By Edmond Y. Azadian
The bloodbath in Syria cannot be called a civil war, no matter how much the news media continues to promote that misnomer. What has happened was part of a Neocon plan of creating a domino effect to destroy stable regimes in the Middle East, beginning with Iraq, then Libya and Syria, with the end target being Iran.
The Bush-Cheney Administration did not have time to complete its plan, to which new life will be breathed after President Obama’s term expires in January, no matter which candidate wins.
Just as the Clinton Administration drew a line in the sand for Europe, by dismantling Yugoslavia and curtailing Russia’s influence on that continent Moscow tried to do the same in Syria, despite the fact that it had conceded that it was no longer a superpower.
Many interests and policies collide on the Syrian battlefront, with sometimes shifting allegiances — Al Nusra Front, Free Syrian Army, Ahrar El-Sham, ISIS, al Qaeda, etc.

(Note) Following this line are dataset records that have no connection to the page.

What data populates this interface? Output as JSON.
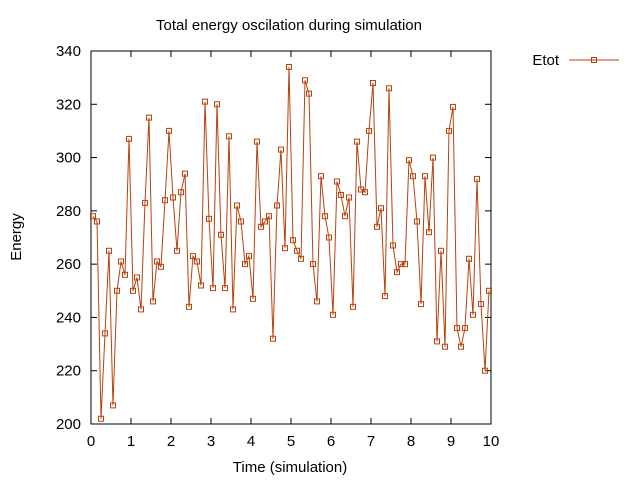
{
  "chart_data": {
    "type": "line",
    "title": "Total energy oscilation during simulation",
    "xlabel": "Time (simulation)",
    "ylabel": "Energy",
    "xlim": [
      0,
      10
    ],
    "ylim": [
      200,
      340
    ],
    "x_ticks": [
      0,
      1,
      2,
      3,
      4,
      5,
      6,
      7,
      8,
      9,
      10
    ],
    "y_ticks": [
      200,
      220,
      240,
      260,
      280,
      300,
      320,
      340
    ],
    "grid": false,
    "legend_position": "top-right outside plot",
    "series": [
      {
        "name": "Etot",
        "color": "#b8410c",
        "marker": "open-square",
        "x": [
          0.05,
          0.15,
          0.25,
          0.35,
          0.45,
          0.55,
          0.65,
          0.75,
          0.85,
          0.95,
          1.05,
          1.15,
          1.25,
          1.35,
          1.45,
          1.55,
          1.65,
          1.75,
          1.85,
          1.95,
          2.05,
          2.15,
          2.25,
          2.35,
          2.45,
          2.55,
          2.65,
          2.75,
          2.85,
          2.95,
          3.05,
          3.15,
          3.25,
          3.35,
          3.45,
          3.55,
          3.65,
          3.75,
          3.85,
          3.95,
          4.05,
          4.15,
          4.25,
          4.35,
          4.45,
          4.55,
          4.65,
          4.75,
          4.85,
          4.95,
          5.05,
          5.15,
          5.25,
          5.35,
          5.45,
          5.55,
          5.65,
          5.75,
          5.85,
          5.95,
          6.05,
          6.15,
          6.25,
          6.35,
          6.45,
          6.55,
          6.65,
          6.75,
          6.85,
          6.95,
          7.05,
          7.15,
          7.25,
          7.35,
          7.45,
          7.55,
          7.65,
          7.75,
          7.85,
          7.95,
          8.05,
          8.15,
          8.25,
          8.35,
          8.45,
          8.55,
          8.65,
          8.75,
          8.85,
          8.95,
          9.05,
          9.15,
          9.25,
          9.35,
          9.45,
          9.55,
          9.65,
          9.75,
          9.85,
          9.95
        ],
        "y": [
          278,
          276,
          202,
          234,
          265,
          207,
          250,
          261,
          256,
          307,
          250,
          255,
          243,
          283,
          315,
          246,
          261,
          259,
          284,
          310,
          285,
          265,
          287,
          294,
          244,
          263,
          261,
          252,
          321,
          277,
          251,
          320,
          271,
          251,
          308,
          243,
          282,
          276,
          260,
          263,
          247,
          306,
          274,
          276,
          278,
          232,
          282,
          303,
          266,
          334,
          269,
          265,
          262,
          329,
          324,
          260,
          246,
          293,
          278,
          270,
          241,
          291,
          286,
          278,
          285,
          244,
          306,
          288,
          287,
          310,
          328,
          274,
          281,
          248,
          326,
          267,
          257,
          260,
          260,
          299,
          293,
          276,
          245,
          293,
          272,
          300,
          231,
          265,
          229,
          310,
          319,
          236,
          229,
          236,
          262,
          241,
          292,
          245,
          220,
          250
        ]
      }
    ]
  }
}
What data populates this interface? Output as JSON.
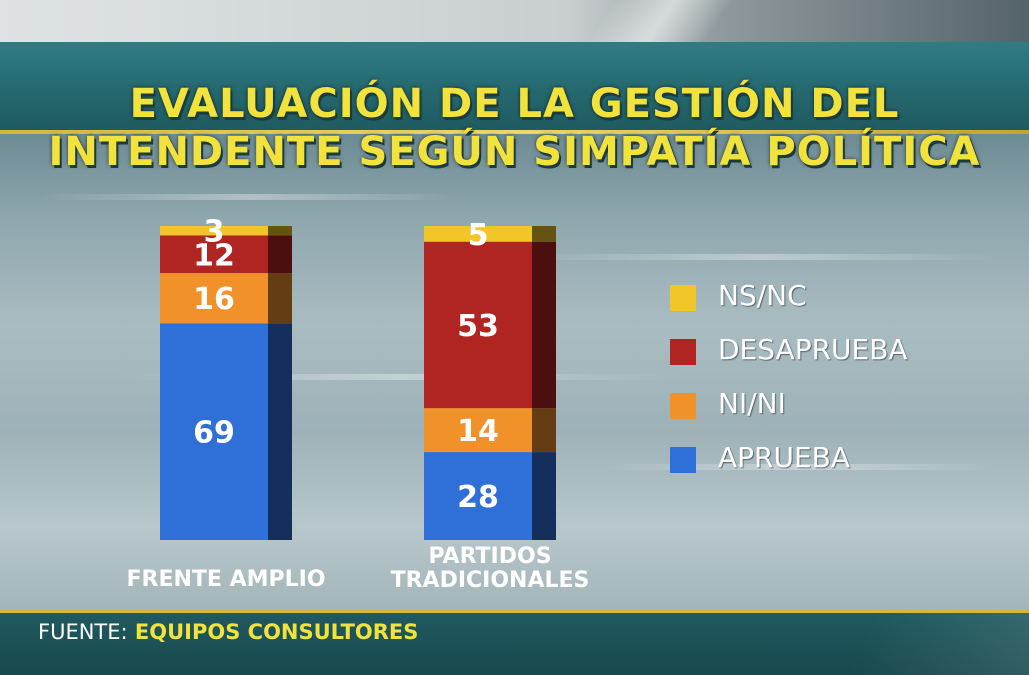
{
  "chart_data": {
    "type": "bar",
    "stacked": true,
    "title_lines": [
      "EVALUACIÓN DE LA GESTIÓN DEL",
      "INTENDENTE SEGÚN SIMPATÍA POLÍTICA"
    ],
    "categories": [
      [
        "FRENTE AMPLIO"
      ],
      [
        "PARTIDOS",
        "TRADICIONALES"
      ]
    ],
    "series": [
      {
        "name": "APRUEBA",
        "values": [
          69,
          28
        ],
        "color": "#2f6fd8"
      },
      {
        "name": "NI/NI",
        "values": [
          16,
          14
        ],
        "color": "#f0912a"
      },
      {
        "name": "DESAPRUEBA",
        "values": [
          12,
          53
        ],
        "color": "#b02422"
      },
      {
        "name": "NS/NC",
        "values": [
          3,
          5
        ],
        "color": "#f2c629"
      }
    ],
    "legend_order": [
      "NS/NC",
      "DESAPRUEBA",
      "NI/NI",
      "APRUEBA"
    ],
    "legend_position": "right",
    "ylim": [
      0,
      100
    ],
    "grid": false
  },
  "footer": {
    "label": "FUENTE:",
    "source": "EQUIPOS CONSULTORES"
  }
}
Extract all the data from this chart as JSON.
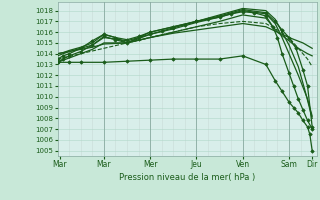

New factions with new names appear on the map and sometimes they disappear when funds and arms are cut off as most of these groups are composed of foreign mercenaries, disqualifying the strife from being called a “civil war.”
Despite pressure from the State Department and Neocons, President Obama thus far has been paying only lip service to the idea of regime change in Syria, because it is obvious to any informed observer what could happen when a strongman is removed: devastation and destabilization have been well-documented in Iraq, Libya and Yemen in the wake of this very action.